Taking the first six months of the year as a whole, the impact on reinsurers’ capital has been fairly modest – we calculate that global reinsurance dedicated capital fell 3% in the first half of 2020 to USD 587B. This masks, however, a significantly contrasting picture between the first and second quarter. In late-March, with investment markets tumbling, we had roughly calculated a 30% hit to the global reinsurance capital position.(1) The strong recovery of investment markets in Q2, however, largely restored that deficit. Moreover, the industry’s capital base is still 12% higher than at the end of 2018 (on a restated basis).(2) This suggests, based on current investment market levels, that COVID-19 is not a capital event for the industry.

Focusing on the INDEX(3) companies, which contribute the largest component of the industry’s capital:

  • Capital in aggregate also declined by 3%.
  • Each of the individual moving parts was also quite insignificant, with net income being a negligible positive and unrealised investment losses being a small negative (although this latter item would have seen a big swing quarter to quarter).
  • While the industry’s capital raising has attracted much attention, in the first half these companies actually returned to shareholders three times more than they raised. Drilling further into profitability, for the SUBSET of companies within the INDEX that provide the relevant disclosure:
  • The SUBSET’s average combined ratio worsened from 94.9% in 2019 HY to 104.1%. This is principally due to COVID losses, which added on average 11% to combined ratios. A lesser benefit from reserve releases was also a factor, continuing a trend we have seen since 2016.
  • Replacing COVID and other nat cat losses with a normalised loss level, and stripping out prior year reserve movements, we estimate the underlying combined ratio at 98.6%. This is better than 2019 HY’s 100.5%. The improvement is attributed in our view to industry price increases, which began to gain traction last year, and to the drop in claims frequency seen in 2020 HY.

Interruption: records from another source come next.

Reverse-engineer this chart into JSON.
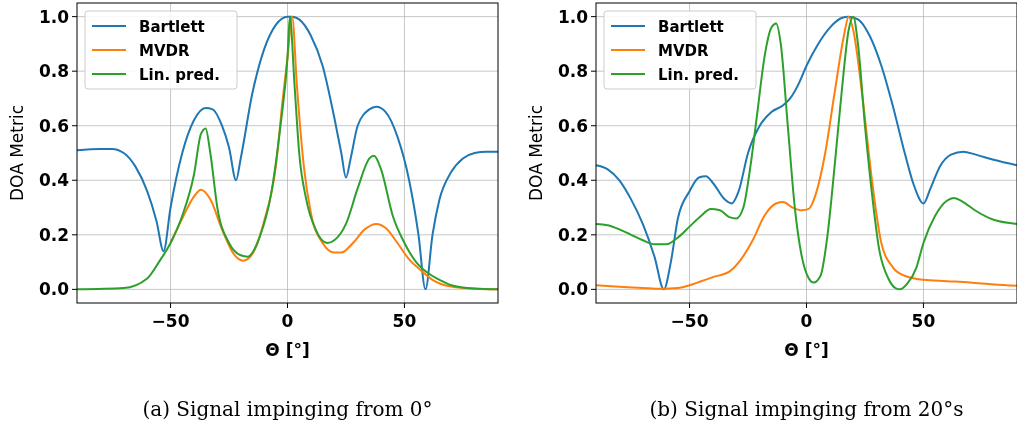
{
  "chart_data": [
    {
      "type": "line",
      "xlabel": "Θ [°]",
      "ylabel": "DOA Metric",
      "annotations": [
        "(a) Signal impinging from 0°"
      ],
      "xlim": [
        -90,
        90
      ],
      "ylim": [
        -0.05,
        1.05
      ],
      "xticks": [
        -50,
        0,
        50
      ],
      "yticks": [
        {
          "value": 0,
          "label": "0.0"
        },
        {
          "value": 0.2,
          "label": "0.2"
        },
        {
          "value": 0.4,
          "label": "0.4"
        },
        {
          "value": 0.6,
          "label": "0.6"
        },
        {
          "value": 0.8,
          "label": "0.8"
        },
        {
          "value": 1,
          "label": "1.0"
        }
      ],
      "grid": true,
      "legend": "top left",
      "series": [
        {
          "name": "Bartlett",
          "color": "#1f77b4",
          "x": [
            -90,
            -80,
            -75,
            -70,
            -65,
            -60,
            -56,
            -53,
            -50,
            -45,
            -40,
            -35,
            -32,
            -28,
            -25,
            -22,
            -20,
            -15,
            -10,
            -5,
            0,
            2,
            5,
            10,
            15,
            20,
            23,
            25,
            27,
            30,
            35,
            38,
            42,
            47,
            52,
            56,
            59,
            62,
            65,
            70,
            75,
            80,
            85,
            90
          ],
          "values": [
            0.51,
            0.515,
            0.515,
            0.5,
            0.45,
            0.36,
            0.25,
            0.14,
            0.3,
            0.5,
            0.62,
            0.665,
            0.66,
            0.6,
            0.52,
            0.4,
            0.48,
            0.72,
            0.88,
            0.97,
            1.0,
            1.0,
            0.99,
            0.93,
            0.82,
            0.63,
            0.5,
            0.41,
            0.48,
            0.6,
            0.66,
            0.67,
            0.65,
            0.56,
            0.4,
            0.2,
            0.0,
            0.2,
            0.33,
            0.43,
            0.48,
            0.5,
            0.505,
            0.505
          ]
        },
        {
          "name": "MVDR",
          "color": "#ff7f0e",
          "x": [
            -50,
            -45,
            -40,
            -37,
            -33,
            -28,
            -23,
            -19,
            -15,
            -10,
            -5,
            -2,
            0,
            2,
            4,
            7,
            10,
            15,
            20,
            23,
            28,
            33,
            38,
            42,
            47,
            52,
            57,
            62,
            70,
            80,
            90
          ],
          "values": [
            0.17,
            0.26,
            0.34,
            0.365,
            0.33,
            0.22,
            0.13,
            0.105,
            0.13,
            0.25,
            0.45,
            0.7,
            0.85,
            1.0,
            0.75,
            0.45,
            0.28,
            0.17,
            0.135,
            0.135,
            0.17,
            0.22,
            0.24,
            0.225,
            0.17,
            0.11,
            0.07,
            0.035,
            0.01,
            0.002,
            0
          ]
        },
        {
          "name": "Lin. pred.",
          "color": "#2ca02c",
          "x": [
            -90,
            -70,
            -60,
            -55,
            -50,
            -45,
            -40,
            -37,
            -35,
            -33,
            -30,
            -25,
            -20,
            -17,
            -12,
            -7,
            -3,
            0,
            1,
            3,
            5,
            8,
            12,
            17,
            20,
            25,
            30,
            35,
            37,
            40,
            45,
            50,
            55,
            60,
            65,
            70,
            80,
            90
          ],
          "values": [
            0,
            0.005,
            0.04,
            0.1,
            0.17,
            0.27,
            0.42,
            0.57,
            0.59,
            0.5,
            0.3,
            0.17,
            0.125,
            0.12,
            0.19,
            0.35,
            0.6,
            0.85,
            1.0,
            0.75,
            0.5,
            0.33,
            0.22,
            0.17,
            0.18,
            0.24,
            0.37,
            0.48,
            0.49,
            0.44,
            0.27,
            0.17,
            0.1,
            0.06,
            0.035,
            0.015,
            0.003,
            0
          ]
        }
      ]
    },
    {
      "type": "line",
      "xlabel": "Θ [°]",
      "ylabel": "DOA Metric",
      "annotations": [
        "(b) Signal impinging from 20°s"
      ],
      "xlim": [
        -90,
        90
      ],
      "ylim": [
        -0.05,
        1.05
      ],
      "xticks": [
        -50,
        0,
        50
      ],
      "yticks": [
        {
          "value": 0,
          "label": "0.0"
        },
        {
          "value": 0.2,
          "label": "0.2"
        },
        {
          "value": 0.4,
          "label": "0.4"
        },
        {
          "value": 0.6,
          "label": "0.6"
        },
        {
          "value": 0.8,
          "label": "0.8"
        },
        {
          "value": 1,
          "label": "1.0"
        }
      ],
      "grid": true,
      "legend": "top left",
      "series": [
        {
          "name": "Bartlett",
          "color": "#1f77b4",
          "x": [
            -90,
            -85,
            -80,
            -75,
            -70,
            -65,
            -61,
            -58,
            -55,
            -50,
            -46,
            -43,
            -40,
            -35,
            -32,
            -29,
            -25,
            -20,
            -15,
            -10,
            -7,
            -3,
            0,
            5,
            10,
            15,
            18,
            22,
            27,
            32,
            37,
            42,
            46,
            50,
            53,
            57,
            62,
            67,
            72,
            80,
            90
          ],
          "values": [
            0.455,
            0.44,
            0.4,
            0.33,
            0.24,
            0.12,
            0.0,
            0.1,
            0.26,
            0.36,
            0.41,
            0.415,
            0.39,
            0.33,
            0.315,
            0.36,
            0.5,
            0.6,
            0.65,
            0.675,
            0.7,
            0.76,
            0.82,
            0.9,
            0.96,
            0.995,
            1.0,
            0.99,
            0.93,
            0.82,
            0.67,
            0.5,
            0.38,
            0.315,
            0.37,
            0.45,
            0.495,
            0.505,
            0.495,
            0.475,
            0.455
          ]
        },
        {
          "name": "MVDR",
          "color": "#ff7f0e",
          "x": [
            -90,
            -80,
            -70,
            -62,
            -55,
            -50,
            -45,
            -40,
            -33,
            -28,
            -23,
            -18,
            -13,
            -10,
            -6,
            -2,
            1,
            4,
            8,
            12,
            16,
            18,
            20,
            24,
            28,
            32,
            37,
            42,
            50,
            60,
            70,
            80,
            90
          ],
          "values": [
            0.015,
            0.01,
            0.005,
            0.002,
            0.005,
            0.015,
            0.03,
            0.045,
            0.065,
            0.11,
            0.18,
            0.27,
            0.315,
            0.32,
            0.3,
            0.29,
            0.295,
            0.35,
            0.5,
            0.72,
            0.93,
            1.0,
            0.95,
            0.7,
            0.4,
            0.17,
            0.08,
            0.05,
            0.035,
            0.03,
            0.025,
            0.018,
            0.013
          ]
        },
        {
          "name": "Lin. pred.",
          "color": "#2ca02c",
          "x": [
            -90,
            -85,
            -80,
            -75,
            -70,
            -65,
            -60,
            -55,
            -50,
            -45,
            -41,
            -37,
            -33,
            -30,
            -27,
            -24,
            -21,
            -18,
            -15,
            -13,
            -11,
            -8,
            -5,
            -2,
            1,
            3,
            6,
            9,
            12,
            15,
            18,
            20,
            22,
            25,
            28,
            31,
            35,
            38,
            40,
            43,
            47,
            50,
            55,
            60,
            63,
            67,
            72,
            80,
            90
          ],
          "values": [
            0.24,
            0.235,
            0.22,
            0.2,
            0.18,
            0.165,
            0.165,
            0.19,
            0.23,
            0.27,
            0.295,
            0.29,
            0.265,
            0.26,
            0.3,
            0.45,
            0.65,
            0.85,
            0.96,
            0.975,
            0.9,
            0.6,
            0.3,
            0.12,
            0.04,
            0.025,
            0.05,
            0.2,
            0.45,
            0.72,
            0.95,
            1.0,
            0.9,
            0.6,
            0.35,
            0.15,
            0.04,
            0.005,
            0.0,
            0.02,
            0.08,
            0.17,
            0.27,
            0.325,
            0.335,
            0.32,
            0.29,
            0.255,
            0.24
          ]
        }
      ]
    }
  ]
}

  • Combined ratios also benefitted from a drop in the expense ratio: 32.0% in 2019 HY to 30.7%.
  • While underlying underwriting performance improved, it did not improve enough to boost ROEs. While the reported ROE for the SUBSET companies fell to negative 0.7%, the underlying ROE also fell, from an already low 4.2% in 2019 HY to 2.7%.
  • The driver was a drop in investment yield, which more than offset the improved underlying combined ratios. The running investment yield (ie excluding the volatile gains component) fell from 2.9% to 2.2%.
  • Whether you look at the reported -0.7% or underlying 2.7%, the SUBSET’s ROE remains well below the industry’s cost of capital of roughly 7-8%.